Земля бедованная | страница 68
Максим сказал, что насчет долгов Григорий Маркович не прав: на долги плевать, однова живем, зато вот свадьбу он обязуется справлять только у Гольдиных, под их руководством и на чистом сливочном масле.
Тысяча – не тысяча, а человек сорок на банкет пришло.
Как они выглядели, во что были одеты и какие тосты произносили – ничего этого Максим не заметил и не запомнил. Помнил только, как первым в зал ресторана, где он тупо стоял около накрытого стола, вошел его руководитель Евдоким Никитич Кашуба. Помолодевший, подтянутый, он ступал по ковровой дорожке, бережно ведя за руку существо женского пола, при виде которого Максим обомлел, обалдел и отключился от внешнего мира.
Веру Евдокимовну он раньше видел мельком и толком не разглядел. Сейчас она была похожа на героинь легенд про рыцарей Круглого Стола и скандинавских саг, какими Макс их себе представлял: надменная северная красавица – стройная, высокая, величавая, с широко расставленными серыми глазами, коротким прямым носом, светлыми волосами, подстриженными, правда, не совсем как в легендах, а как в последнем французском фильме.
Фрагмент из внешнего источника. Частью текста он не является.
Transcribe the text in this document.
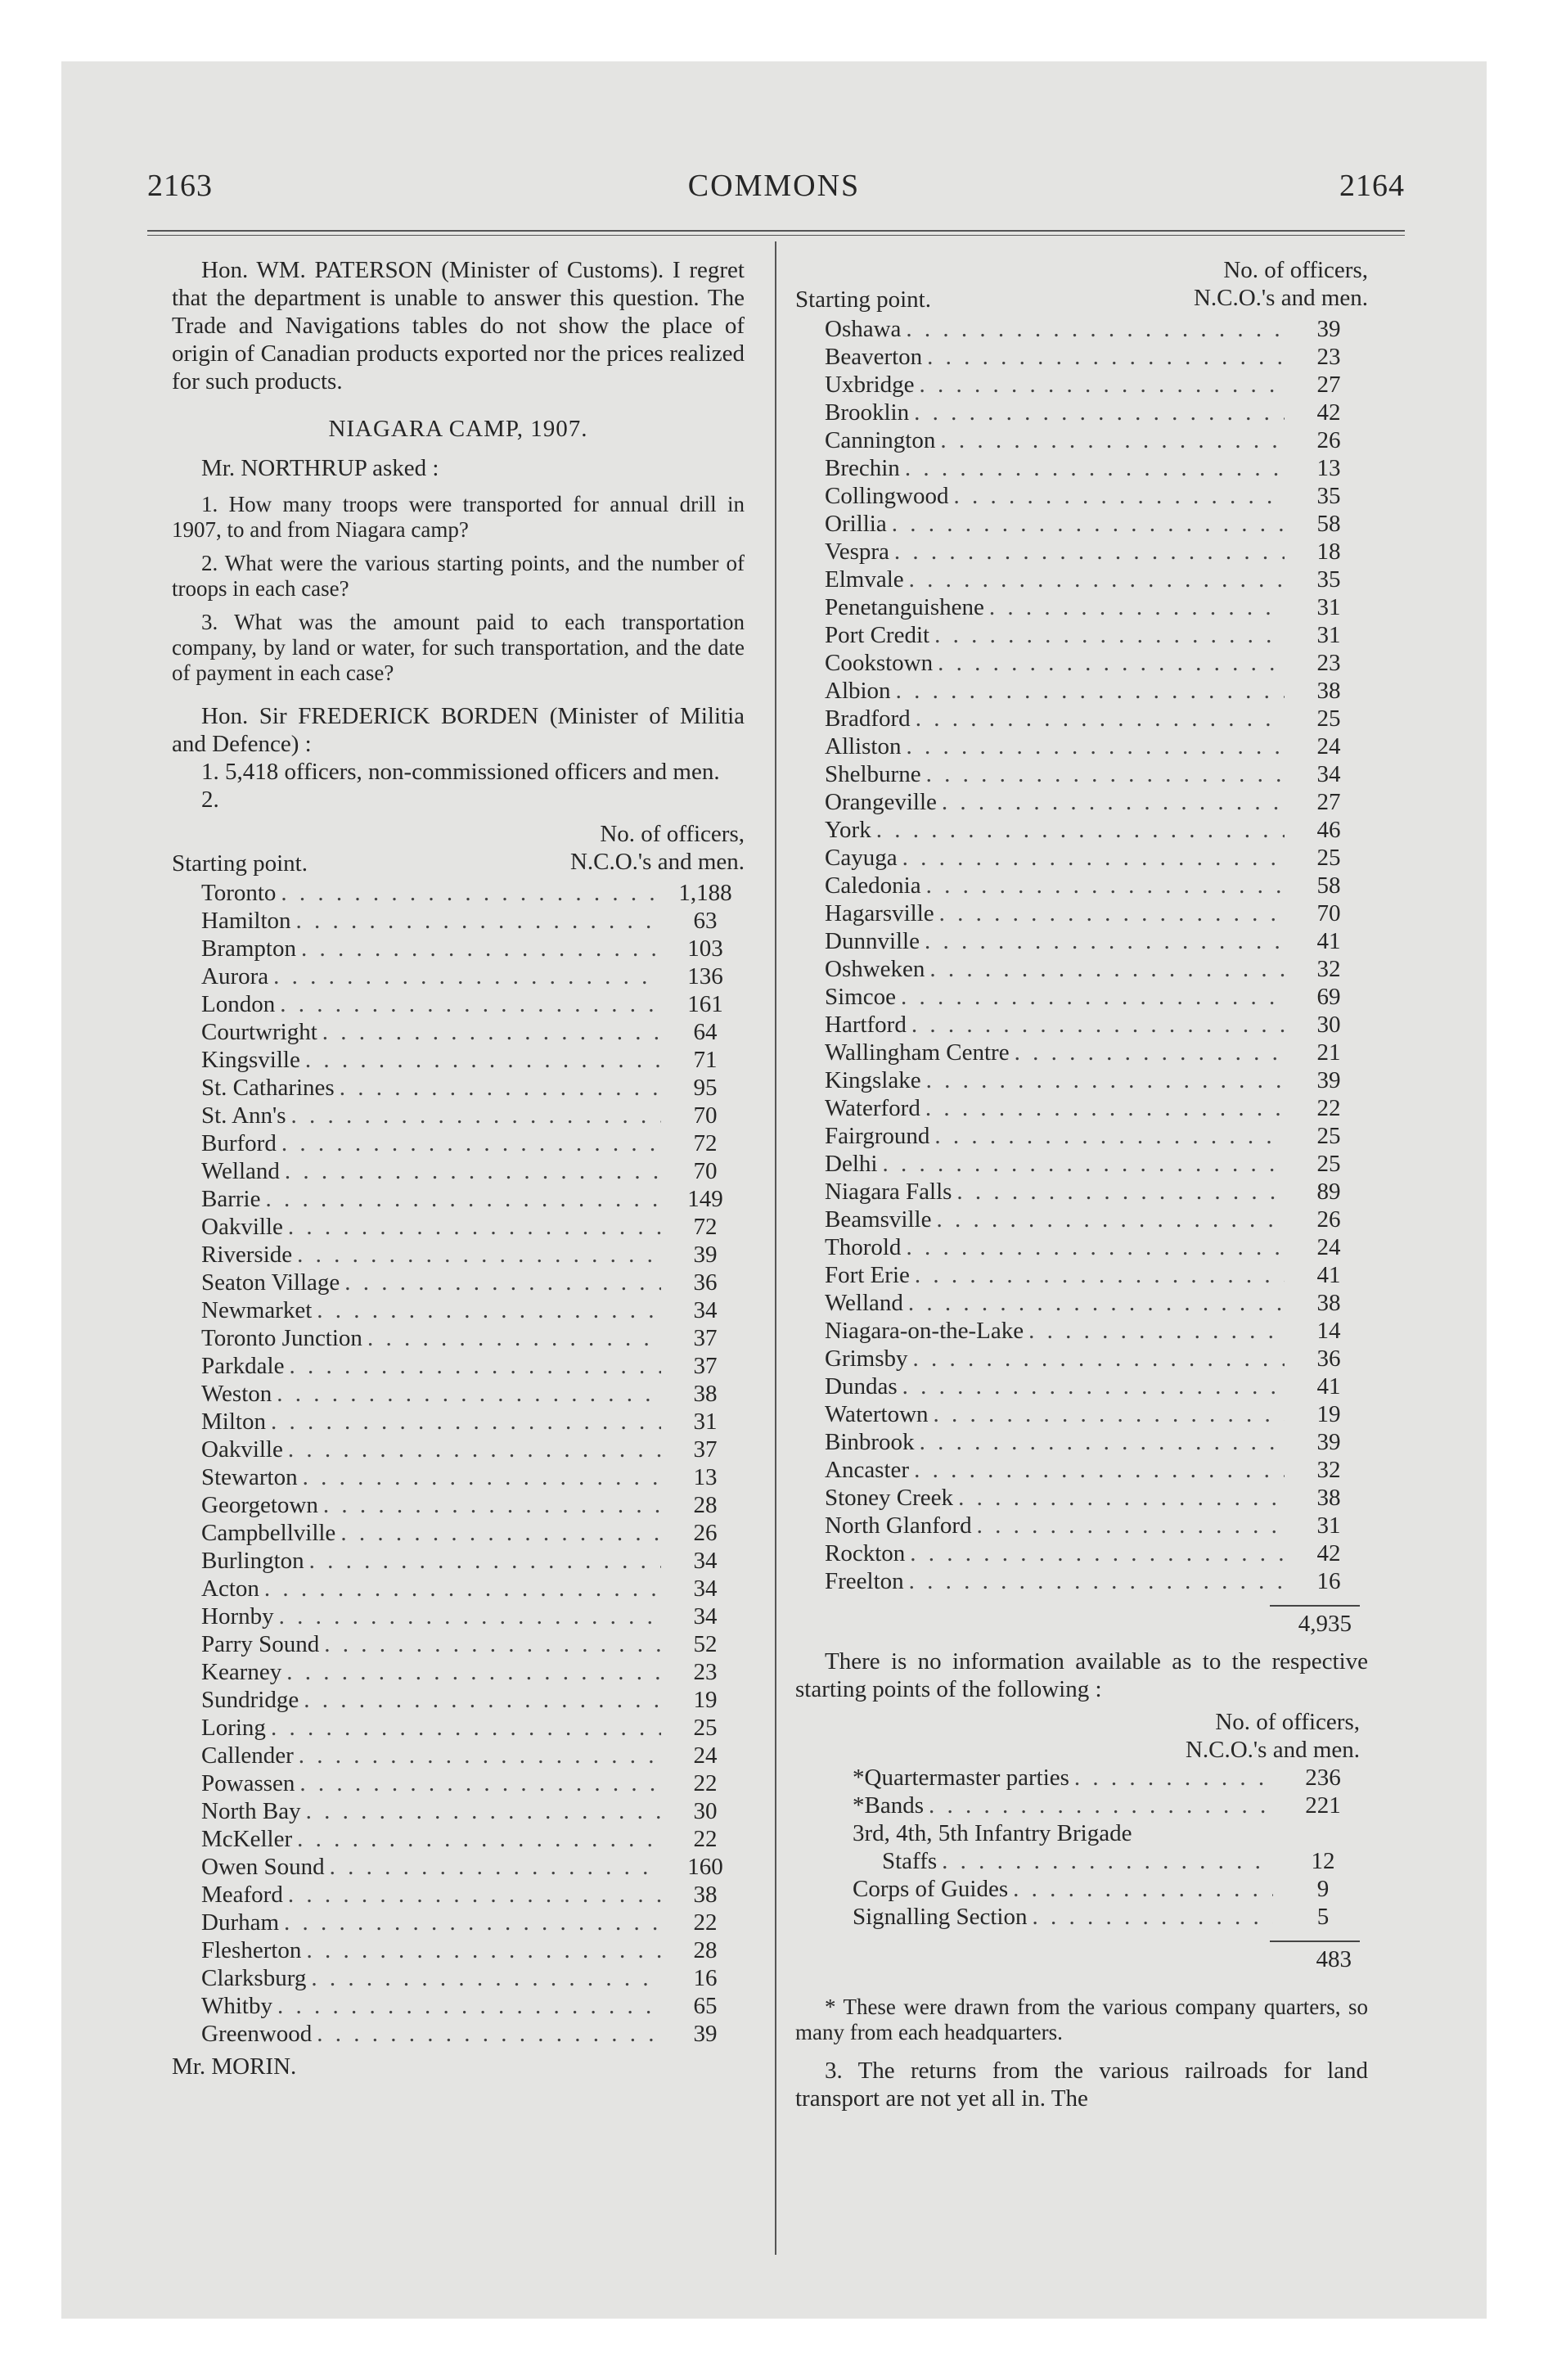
2163	COMMONS	2164

Hon. WM. PATERSON (Minister of Customs). I regret that the department is unable to answer this question. The Trade and Navigations tables do not show the place of origin of Canadian products exported nor the prices realized for such products.

NIAGARA CAMP, 1907.
Mr. NORTHRUP asked :

1. How many troops were transported for annual drill in 1907, to and from Niagara camp?

2. What were the various starting points, and the number of troops in each case?

3. What was the amount paid to each transportation company, by land or water, for such transportation, and the date of payment in each case?

Hon. Sir FREDERICK BORDEN (Minister of Militia and Defence) :

1. 5,418 officers, non-commissioned officers and men.

2.

No. of officers,
N.C.O.'s and men.
Starting point.
Toronto . . .	1,188
Hamilton . . .	63
Brampton . . .	103
Aurora . . .	136
London . . .	161
Courtwright . . .	64
Kingsville . . .	71
St. Catharines . . .	95
St. Ann's . . .	70
Burford . . .	72
Welland . . .	70
Barrie . . .	149
Oakville . . .	72
Riverside . . .	39
Seaton Village . . .	36
Newmarket . . .	34
Toronto Junction . . .	37
Parkdale . . .	37
Weston . . .	38
Milton . . .	31
Oakville . . .	37
Stewarton . . .	13
Georgetown . . .	28
Campbellville . . .	26
Burlington . . .	34
Acton . . .	34
Hornby . . .	34
Parry Sound . . .	52
Kearney . . .	23
Sundridge . . .	19
Loring . . .	25
Callender . . .	24
Powassen . . .	22
North Bay . . .	30
McKeller . . .	22
Owen Sound . . .	160
Meaford . . .	38
Durham . . .	22
Flesherton . . .	28
Clarksburg . . .	16
Whitby . . .	65
Greenwood . . .	39
Mr. MORIN.
No. of officers,
N.C.O.'s and men.
Starting point.
Oshawa . . .	39
Beaverton . . .	23
Uxbridge . . .	27
Brooklin . . .	42
Cannington . . .	26
Brechin . . .	13
Collingwood . . .	35
Orillia . . .	58
Vespra . . .	18
Elmvale . . .	35
Penetanguishene . . .	31
Port Credit . . .	31
Cookstown . . .	23
Albion . . .	38
Bradford . . .	25
Alliston . . .	24
Shelburne . . .	34
Orangeville . . .	27
York . . .	46
Cayuga . . .	25
Caledonia . . .	58
Hagarsville . . .	70
Dunnville . . .	41
Oshweken . . .	32
Simcoe . . .	69
Hartford . . .	30
Wallingham Centre . . .	21
Kingslake . . .	39
Waterford . . .	22
Fairground . . .	25
Delhi . . .	25
Niagara Falls . . .	89
Beamsville . . .	26
Thorold . . .	24
Fort Erie . . .	41
Welland . . .	38
Niagara-on-the-Lake . . .	14
Grimsby . . .	36
Dundas . . .	41
Watertown . . .	19
Binbrook . . .	39
Ancaster . . .	32
Stoney Creek . . .	38
North Glanford . . .	31
Rockton . . .	42
Freelton . . .	16
4,935

There is no information available as to the respective starting points of the following :

No. of officers,
N.C.O.'s and men.
*Quartermaster parties . . .	236
*Bands . . .	221
3rd, 4th, 5th Infantry Brigade
Staffs . . .	12
Corps of Guides . . .	9
Signalling Section . . .	5
483

* These were drawn from the various company quarters, so many from each headquarters.

3. The returns from the various railroads for land transport are not yet all in. The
Одета тоже, как в кинокартине про «красивую жизнь», – в какое-то немыслимое вечернее платье, но держалась при этом так, точно платья этого не замечает, сколько оно стоит – не интересовалась, и вообще на эти дела ей наплевать. Алла Антохина неделю потом объясняла всем желающим, что в платье от Диора любая жердь будет иметь вид. Хорошо, когда твой папочка без передыху гоняет по заграницам!
Максим Вериного платья не разглядел – все обрушилось на него целиком, как тропический ливень, – где уж там разглядывать каждую дождинку! Протянув ему прохладную, узкую руку, Вера без улыбки негромко сказала: «Здравствуйте, именинник. Поздравляю».
За столом диссертанту, слава Богу, полагается сидеть около своего научного руководителя. Максим и сел – между профессором и Верой, которая весь вечер почти не ела и совсем не пила. Она сидела очень прямо, чуть приподняв подбородок, сдержанно улыбалась шуткам Максима и решительно отказывалась от вина. Отец почему-то время от времени бросал на нее вопросительные взгляды, она отвечала надменным поднятием брови.
Максима неприлично много хвалили, предлагали за него тосты, Гаврилов что-то кричал ему через стол, – он ничего не понимал, не слышал и не видел. Видел только поднятый профиль и узкую руку, играющую вилкой. Как-то незаметно роль главного за столом перешла к Кашубе: тот отвечал на поздравления, поднимал бокалы за оппонентов, даже, к удивлению Максима, один раз, по-видимому довольно удачно, сострил. Что именно он сказал, Лихтенштейн опять-таки не слышал, чистил для Веры апельсин, но на мгновение очнулся от громкого хохота и увидел, что профессор стоит с рюмкой в руке и, скромно потупясь, ждет, когда присутствующие отсмеются его шутке.